I drove my husband to the airport at 6 a.m. I drove back to pick him up at 7:30. We drove out to the airport again this afternoon. All those trips to the airport, and he still didn’t make it from Spokane to Montreal. But he did triumph over the airline system.
We knew something was wrong when he didn’t get an email confirmation of his e-ticket so he could check in online. I tried to look him up with his United Mileage Plus information; as usual, I couldn’t get in. And his confirmation number plus last name didn’t get me anywhere. Weird. That had always worked before.
I had called United last week to bump his seats up to Economy Plus, and they found him, so we thought he would be able to check in at the airport. We rolled in a little late – about 45 minutes before his flight instead of the “required” two hours – but pretty confident that he’d be fine, as he had no luggage to check. Well, he was confident; I’m always petrified something will go wrong. And today, it did. Hah! I was right.
I dropped him off and heard this story later. He checked in at the ticket counter and found that his reservation was under “Martes” not Mertes. He might have tried to skate through on a normal, U.S.-only flight, but not on an international one. He didn’t want to get stuck at Customs going in or out, with a ticket that didn’t match his passport. So he asked the ticket agent to change his name, and she just stamped his ticket and told him to go on through. “It’ll be fine,” she said. My husband was skeptical, but he tried. Of course the TSA agent stopped him and sent him back to ticketing.
Again, the ticket agent insisted he’d be fine. Again, TSA wouldn’t let him through until the ticket agent promised he could get reticketed at the gate. Again, my husband didn’t believe her, but what could he do? He followed the accommodating and sympathetic TSA agent (who told him “She’s done this four times this morning and we’re really upset with her”) back to the gate, where the gate agent looked at him like he was nuts. “We don’t do ticketing at the gate.” Right. And back my husband went to the ticket agent.
Long story short – the flight left without him. The ticket agent refused to issue him a receipt showing his name spelled correctly. She said she couldn’t issue anything with his correct name until he bought another ticket. So he came home, frustrated and angry with the airline system, but mostly with the agent herself. He couldn’t reticket at the airport because he didn’t know when his boss would want him to reschedule.
Once he called the office and got a new date for his trip, I got on the phone with United. I expected to just change up his ticket, and gosh, was I wrong. Half an hour on the phone with United, and I was as upset as my husband. The news was bad: the problem with Scott’s name being misspelled was being tied to his Mileage Plus account, which they said had shown his name as “Martes” not “Mertes” since the 1990s. Neither of us believed that, since he’s flown on United many times without running into this issue. What I do remember is talking very slowly and clearly to the foreign-sounding agent when I first made Scott’s reservations for Montreal: “M-MARY. E-EDWARD. R-RAYMOND…” You get the picture.

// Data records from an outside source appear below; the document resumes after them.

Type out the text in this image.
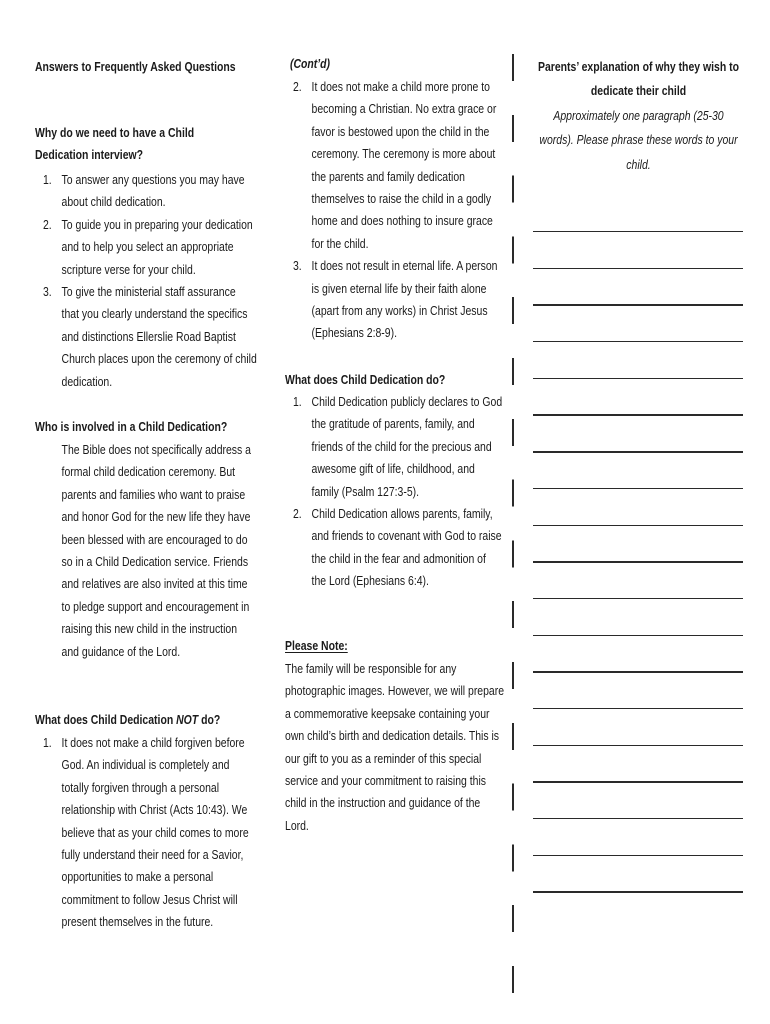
Answers to Frequently Asked Questions
Why do we need to have a Child
Dedication interview?
1. To answer any questions you may have
about child dedication.
2. To guide you in preparing your dedication
and to help you select an appropriate
scripture verse for your child.
3. To give the ministerial staff assurance
that you clearly understand the specifics
and distinctions Ellerslie Road Baptist
Church places upon the ceremony of child
dedication.
Who is involved in a Child Dedication?
The Bible does not specifically address a
formal child dedication ceremony. But
parents and families who want to praise
and honor God for the new life they have
been blessed with are encouraged to do
so in a Child Dedication service. Friends
and relatives are also invited at this time
to pledge support and encouragement in
raising this new child in the instruction
and guidance of the Lord.
What does Child Dedication NOT do?
1. It does not make a child forgiven before
God. An individual is completely and
totally forgiven through a personal
relationship with Christ (Acts 10:43). We
believe that as your child comes to more
fully understand their need for a Savior,
opportunities to make a personal
commitment to follow Jesus Christ will
present themselves in the future.
(Cont’d)
2. It does not make a child more prone to
becoming a Christian. No extra grace or
favor is bestowed upon the child in the
ceremony. The ceremony is more about
the parents and family dedication
themselves to raise the child in a godly
home and does nothing to insure grace
for the child.
3. It does not result in eternal life. A person
is given eternal life by their faith alone
(apart from any works) in Christ Jesus
(Ephesians 2:8-9).
What does Child Dedication do?
1. Child Dedication publicly declares to God
the gratitude of parents, family, and
friends of the child for the precious and
awesome gift of life, childhood, and
family (Psalm 127:3-5).
2. Child Dedication allows parents, family,
and friends to covenant with God to raise
the child in the fear and admonition of
the Lord (Ephesians 6:4).
Please Note:
The family will be responsible for any
photographic images. However, we will prepare
a commemorative keepsake containing your
own child’s birth and dedication details. This is
our gift to you as a reminder of this special
service and your commitment to raising this
child in the instruction and guidance of the
Lord.
Parents’ explanation of why they wish to
dedicate their child
Approximately one paragraph (25-30
words). Please phrase these words to your
child.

Apparently she thought that was “A-ADWARD.”
The call to United this afternoon left us reeling, because there was simply nothing they could do for us until we got the Mileage Plus mess straightened out. Until then, that $977 ticket was useless. And the price for a new ticket had gone up to $1,800, which we’d have to pay for immediately, since we had no credit coming anytime soon from the old ticket. Oh, and don’t forget the $150 change fee, and the $98 for Economy Plus seats that we’d have to buy again. No refunds there.
The agent on the phone gave us a slim hope that we could get a better outcome by going back to the airport. Great, another 44-mile roundtrip on the off chance the same agent would be there (apparently that was a requirement). But we decided to try.
When we arrived at the United counter, we found one female and one male agent and no customers. We had their total attention. While I stood by for moral support, my knees shaking because I hate, absolutely hate, confrontations, Scott stepped up and told the woman his story. He told it with feeling and emotion; I could almost see her mascara run. This woman wasn’t the agent from earlier in the day, which turned out to be a good thing. She had a kind heart and some authority, or perhaps she got the power to help us from the guy next to her. They worked our case together.
Twenty minutes later, we walked out with new tickets for the exact day Scott needed to go back and ZERO fees. In other words, instead of an extra $1100 (if our current ticket had had any value), we traded his tickets straight across. This just does not happen. It simply doesn’t. I knew if anyone could make a miracle happen at that airline counter, Scott could; he’s a likeable, nice, friendly guy, and he got through to a couple of people by appealing to them kind of like Princess Leia did in Star Wars: “Help me Obi Wan Kenobi, you’re my only hope.”
So Scott has his tickets to fly out next Sunday, and my Jedi and I have a few extra days at home together. Montreal will keep. All is well.